When Horus, the deliverer, descends into Amenta he is hailed as the Prince in the City of the Blind; that is, of the dead who are sleeping (Page 221) in their prison cells. He comes to shine into their sepulchers and to restore spiritual sight to the blind on earth. Horus is designated "he who dissipates the darkness and gives eyes to the gods in obscurity." [ Massey: Ancient Egypt, the Light of the World, p. 815. ]

"The typical blind man in Amenta is Horus in the gloom of his sightless condition, as the human soul obscured in matter, or groping in the darkness of the grave. Sut has deprived him of his faculties. This is Horus An-ar-ef in the city of the blind."

What becomes of the Gospel healings and miraculous cures in the light of this antecedent material in the Egyptian scripts? It is a question momentous for the future of orthodoxy. There seems to be but one answer open to sincerity: the New Testament "miracles" are the reproductions of ancient Egyptian religious dramatizations in the Mysteries, and not actual occurrences.

Horus, prince in the city of blindness, as his father was king in the realm of the dead, comes to reconstitute his father whole and entire, and to give lost sight to all those dead as and in Osiris. The Manes were all blind, and the god had to work a magical operation on them to restore their sight. We have the Gospels dramatizing the god’s opening up of intellectual faculty when at the typical age of twelve years he makes his transformation into the adult. The Egyptian emblem of the hawk’s head given him at that epoch betokens his restored sight. His eye, stolen from him by Sut, is then restored. Under the astrological sign of Orion Horus was typed as the god of the night or dark, the blind god who received sight at dawn. He describes himself as the mortal born blind and dumb in An-ar-ef, the abode of occultation, but who in regaining his own sight will likewise open the eyes of the prisoners in their cells. The circle of the gods rejoices at seeing Horus take his father’s throne and scepter and rule over the earth, replacing blindness with spiritual sight.
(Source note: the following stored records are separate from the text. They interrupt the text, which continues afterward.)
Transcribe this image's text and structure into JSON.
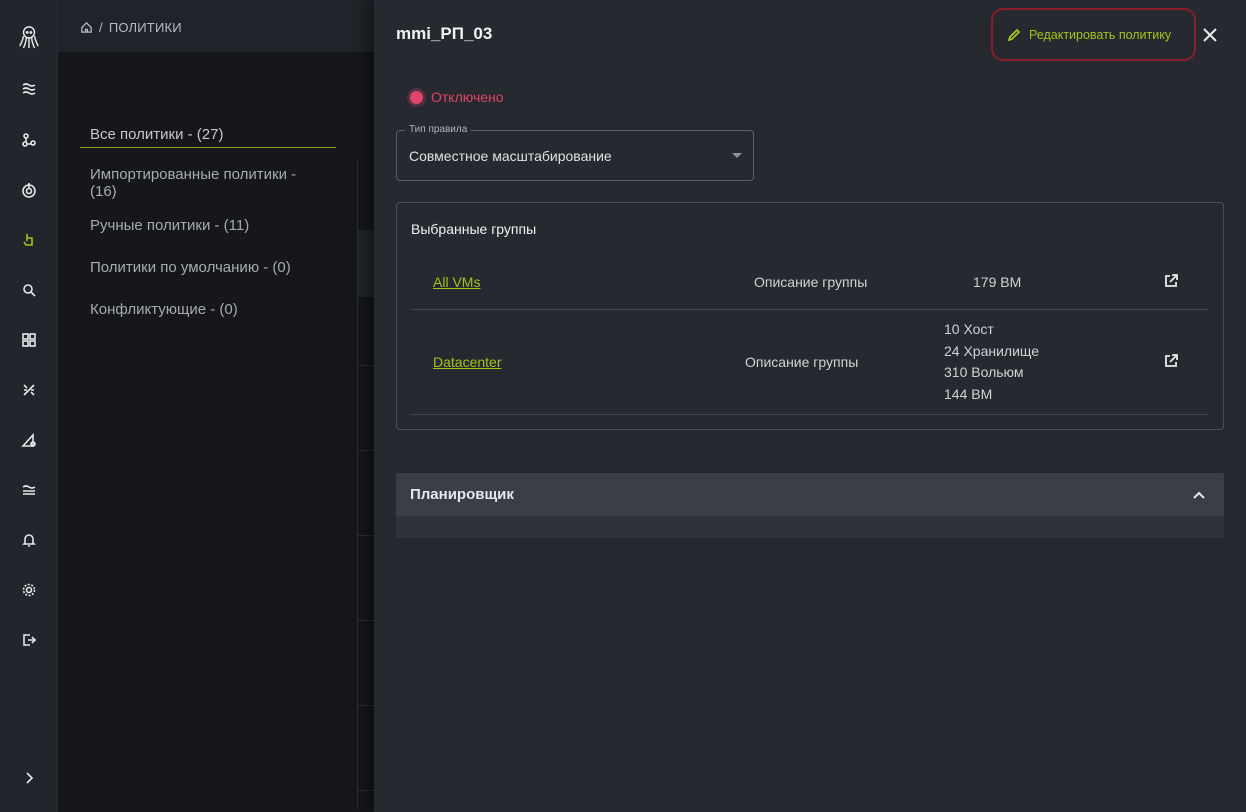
{
  "breadcrumb": {
    "home_icon": "home-icon",
    "separator": "/",
    "current": "ПОЛИТИКИ"
  },
  "categories": [
    {
      "label": "Все политики - (27)"
    },
    {
      "label": "Импортированные политики - (16)"
    },
    {
      "label": "Ручные политики - (11)"
    },
    {
      "label": "Политики по умолчанию - (0)"
    },
    {
      "label": "Конфликтующие - (0)"
    }
  ],
  "drawer": {
    "title": "mmi_РП_03",
    "edit_label": "Редактировать политику",
    "status": "Отключено",
    "rule_type": {
      "legend": "Тип правила",
      "value": "Совместное масштабирование"
    },
    "groups": {
      "heading": "Выбранные группы",
      "rows": [
        {
          "name": "All VMs",
          "description": "Описание группы",
          "stats": [
            "179 ВМ"
          ]
        },
        {
          "name": "Datacenter",
          "description": "Описание группы",
          "stats": [
            "10 Хост",
            "24 Хранилище",
            "310 Вольюм",
            "144 ВМ"
          ]
        }
      ]
    },
    "scheduler": {
      "label": "Планировщик"
    }
  },
  "colors": {
    "accent": "#a6c21c",
    "status_off": "#e0456a",
    "highlight_border": "#8a1d2c"
  }
}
A most suggestive portrayal of this condition was hinted at in a calendar published in 1878 at Alexandria, in which there is recited a tradition that on December 19 "serpents become blind," and that on March 24 they "open their eyes." (A. Nourse, p. 24). As the serpent typed here the divine soul, the imagery is readily grasped. One must connect the story with the yearly astrology to see its full appropriateness. We read that three months of the year were assigned to the blind serpent or dragon in the abyss. The three months, as elsewhere three (Page 222) days and the three kingdoms below the human, figured the period of the god’s burial in the material worlds. "As Jonas was three days in the whale’s belly, so must the Son of Man be three days in the bowels of the earth."
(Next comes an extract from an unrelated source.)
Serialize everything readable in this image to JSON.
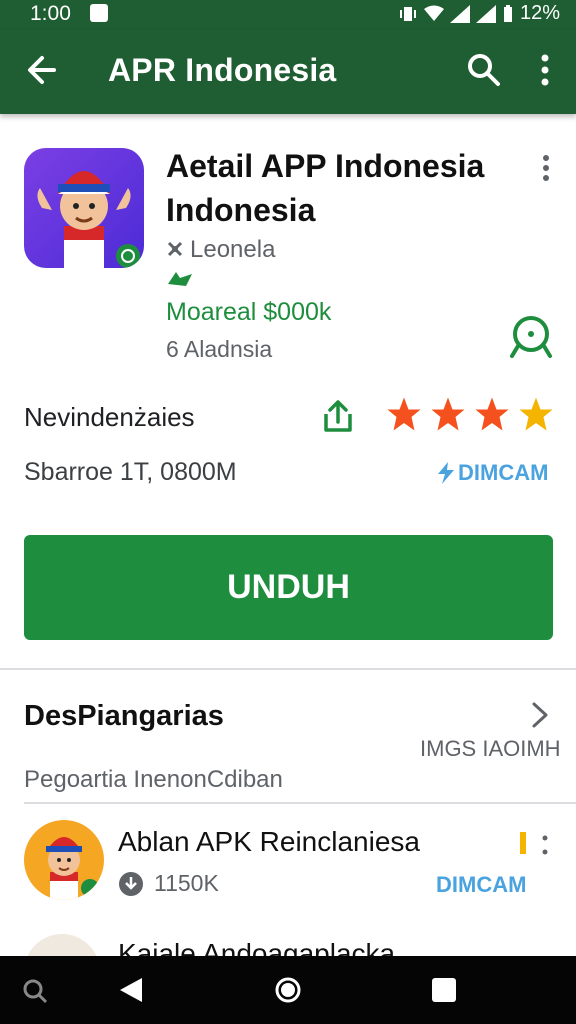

Jesus after his baptism announces his messianic commission to preach "recovery of sight to the blind," and healing to them that are bruised. And St. Paul writes that we wait for the coming of the Lord Jesus Christ, "who shall fashion anew the body of our humiliation." Of Jesus it is written that "to many blind he gave sight," not physical but spiritual.

The story of Samson, the luni-solar hero, does not omit the feature of loss of sight, when, as the god in incarnation, he is shorn of his power and bound helpless. He is eyeless in Gaza, pitiful and forlorn, like "the blind Orion hungering for the morn"--the return of the lost light. The Hebrews have a Talmudic tradition that Samson was lame in both his feet, which was also the status of the child-Horus, who was pictured as maimed and halt in his lower members, the crippled deity, as he is called by Plutarch.

Isaiah’s chapter (61) in which the Manes announces that the Lord has sent him to bind up the brokenhearted and to open blind eyes, has been noted. But Isaiah has a far more touching portraiture of the suffering servant in reference to his disfigurement in chapter 53:

"His visage was so marred, more than any man,
and his form more than
the sons of men.
Disfigured till he seemed a man no more,
Deformed out of the semblance of a man."

Horus bewails the loss of his eye to Sut who has pierced it, or stolen it. He cries: "I am Horus. I come to search for mine eyes." In the spring Sut restores the god’s sight.

The mouse, the mole and the shrewmouse were all employed as symbols of the soul shut up in darkness, in the crypt of the body. Yet only by such burrowing in the dark underworld could the soul be transformed into a new and higher stage of life.

Harpocrates, the Greek-Egyptian god of healing, is traceable to the Egyptian Har-p-khart, who as a crippled deity was said to be begotten in the dark. The term "khart" signifies a deformed child, and includes also the idea of speechless. It should not be overlooked that our own (Page 223) word "infant," from the Latin, means "speechless!" Har(Horus) -p(the) -khart(speechless child) was the character depicting the god just born into matter, and not yet able to manifest or utter "the Word made Truth." One of the supreme features of Horus’ mission was to open dumb mouths, or to give mouths to the dumb. This was to cause their lives to express the words of power and truth. Isaiah sings that "the dumb are to break forth into singing and the lame to leap for joy." Jesus was silent when accused. This is all to typify the infant god in the flesh, who has not yet learned to articulate the living reality of spiritual truth. As the human infant is speechless for an initial period of some two years, so the god is silent in the expression of his divine nature for a corresponding period at the beginning of his incarnate nature for a corresponding period at the beginning of his incarnate sojourn. At the judgment trial vindication for the Manes was assured if he could assert that he had given bread to the hungry, speech to the speechless, drink to the thirsty, clothes to the naked and a boat to him that had suffered shipwreck on the Nile - of life.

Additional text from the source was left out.